Are we passing the GHW Bill as mere compliance with FCTC?
JPE: How come the others have not hurriedly adopted this type of warning? What I heard is that we were supposed to adopt this as far back as 2008, and we have not done it. Is there a compulsion on us to do this, to adopt this kind of measure?
PSC: When we sign a convention, we do make an affirmative statement on our part that we will comply. So that has been the basis for our trying to do that when I first became chair. But at this point, I personally consider it irrelevant. I’m not doing it to meet any deadlines. Rather, I believe that it is the responsible action to take.
JPE: But there are many kinds of treaties. Some are mandatory, directory, some you enforce when you want to enforce, if you have the time to enforce it. We are talking of policy. Not to copy what other countries do, but to adopt a policy to serve the people.
PSC: If the question is: Are we doing this to just adopt what other countries are doing? We are not. We have long passed the deadline for compliance. I am putting it forward because I believe that this is relevant to our country. I do believe that it is relevant to other countries as well, but I cannot give you the individual reasons of the remaining 106 countries for non-passage.
JPE: Can we get from the Department of Foreign Affairs a listing of the countries that already complied with this, the 72 countries, and the countries that are not compliant yet, so that we will at least evaluate their situation in comparison to ours?

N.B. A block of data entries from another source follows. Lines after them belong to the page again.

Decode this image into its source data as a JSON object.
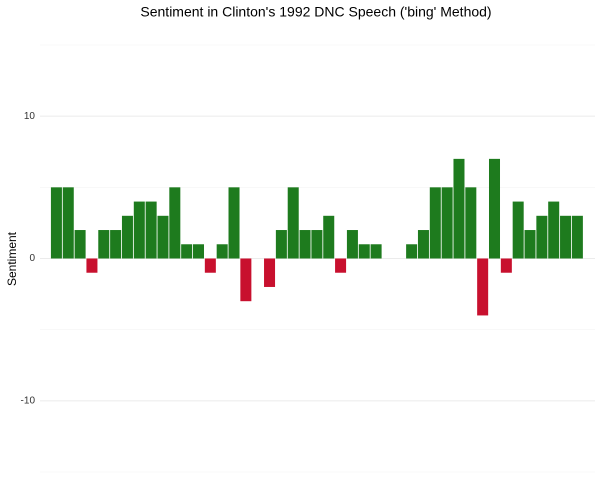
{
  "chart_data": {
    "type": "bar",
    "title": "Sentiment in Clinton's 1992 DNC Speech ('bing' Method)",
    "y_label": "Sentiment",
    "values": [
      5,
      5,
      2,
      -1,
      2,
      2,
      3,
      4,
      4,
      3,
      5,
      1,
      1,
      -1,
      1,
      5,
      -3,
      0,
      -2,
      2,
      5,
      2,
      2,
      3,
      -1,
      2,
      1,
      1,
      0,
      0,
      1,
      2,
      5,
      5,
      7,
      5,
      -4,
      7,
      -1,
      4,
      2,
      3,
      4,
      3,
      3
    ],
    "color_positive": "#1e7b1e",
    "color_negative": "#c8102e",
    "ylim": [
      -15,
      15
    ],
    "yticks": [
      -10,
      0,
      10
    ],
    "minor_yticks": [
      -15,
      -5,
      5,
      15
    ],
    "grid": true
  }
}
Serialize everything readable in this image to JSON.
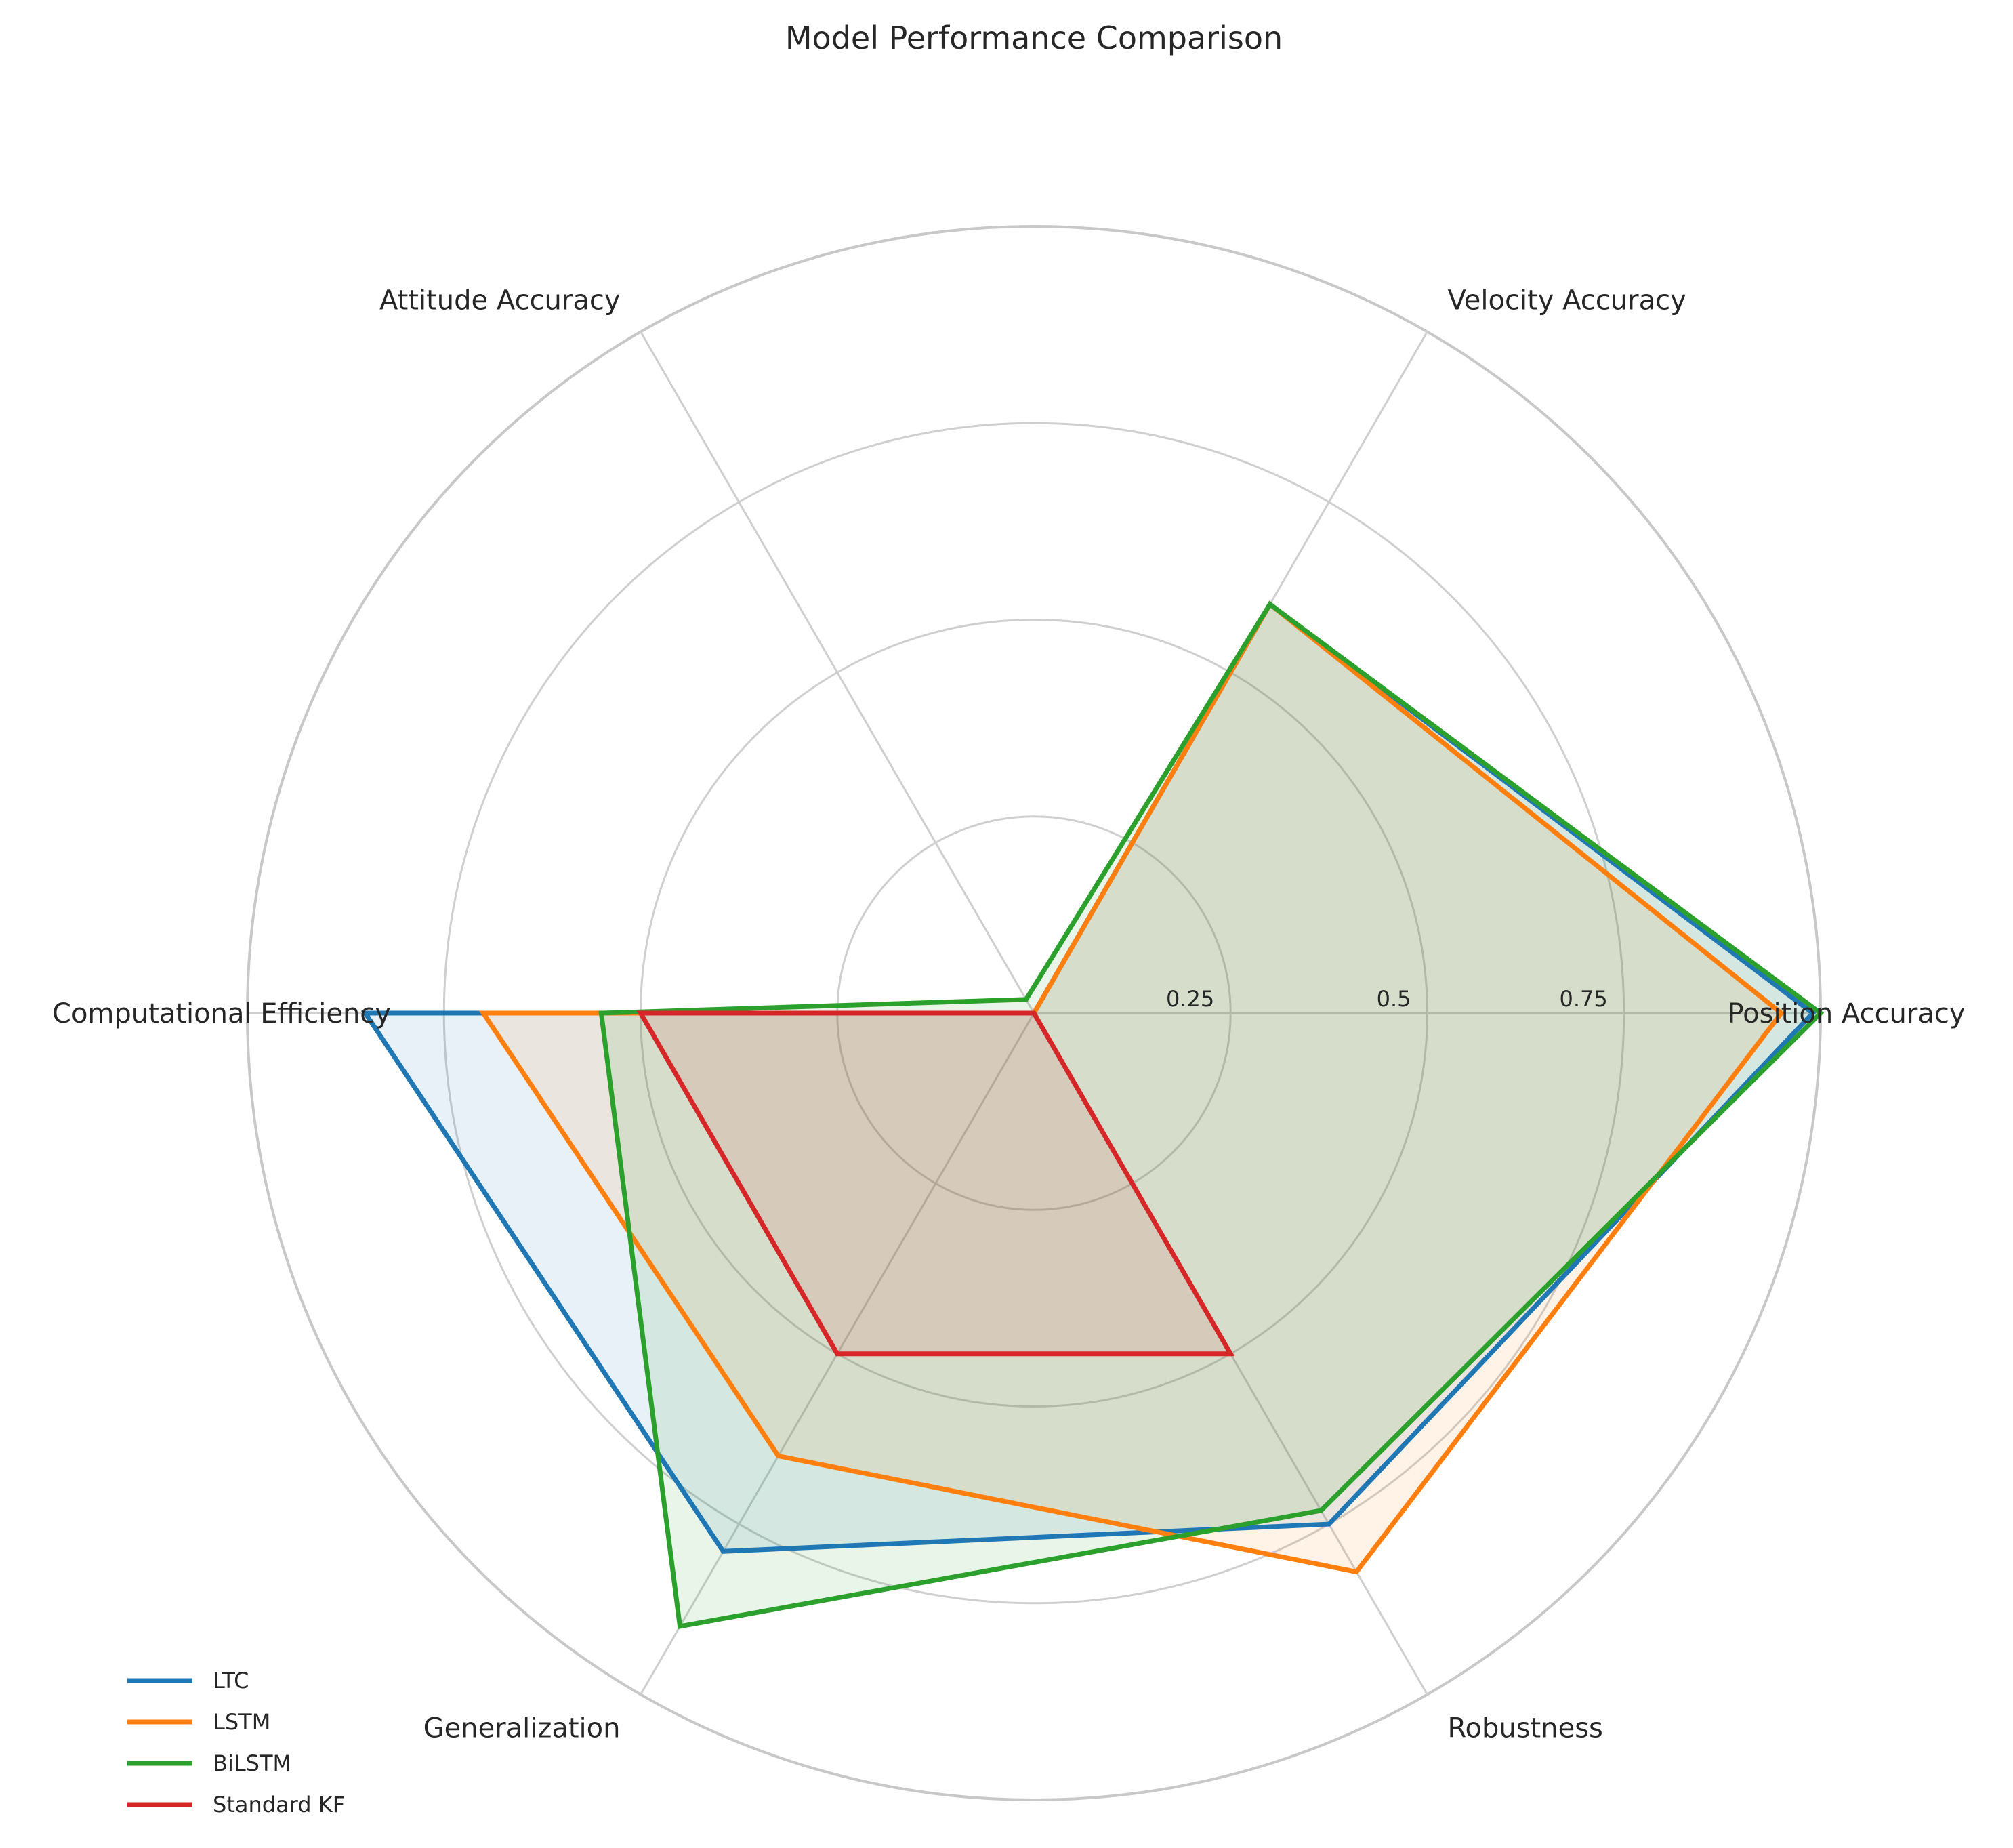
{
  "chart_data": {
    "type": "radar",
    "title": "Model Performance Comparison",
    "axes": [
      "Position Accuracy",
      "Velocity Accuracy",
      "Attitude Accuracy",
      "Computational Efficiency",
      "Generalization",
      "Robustness"
    ],
    "rlim": [
      0,
      1
    ],
    "r_ticks": [
      0.25,
      0.5,
      0.75
    ],
    "r_tick_labels": [
      "0.25",
      "0.5",
      "0.75"
    ],
    "grid": true,
    "legend_position": "lower-left",
    "series": [
      {
        "name": "LTC",
        "color": "#1f77b4",
        "values": [
          0.99,
          0.6,
          0.0,
          0.85,
          0.79,
          0.75
        ]
      },
      {
        "name": "LSTM",
        "color": "#ff7f0e",
        "values": [
          0.95,
          0.6,
          0.0,
          0.7,
          0.65,
          0.82
        ]
      },
      {
        "name": "BiLSTM",
        "color": "#2ca02c",
        "values": [
          1.0,
          0.6,
          0.02,
          0.55,
          0.9,
          0.73
        ]
      },
      {
        "name": "Standard KF",
        "color": "#d62728",
        "values": [
          0.0,
          0.0,
          0.0,
          0.5,
          0.5,
          0.5
        ]
      }
    ]
  }
}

PSC: We can do that Mr President. But if his honor earlier made a statement that the decisions he would be making will be made regardless of what other countries were doing, I am just asking why now you would like to burden this sponsor with that information when he doesn’t believe that his actions would be affected by those other countries anyway? And I am also making my manifestation that I am putting this forward as a policy that is being initiated by our own Department of Health regardless of what other countries are doing. We make these decisions because it is what is best for our people and not what is best for other citizens of other countries. #
Photo: Sen. Pia Cayetano responds to questions posed by minority leader Sen. Juan Ponce Enrile on the proposed Graphic Health Warning Law.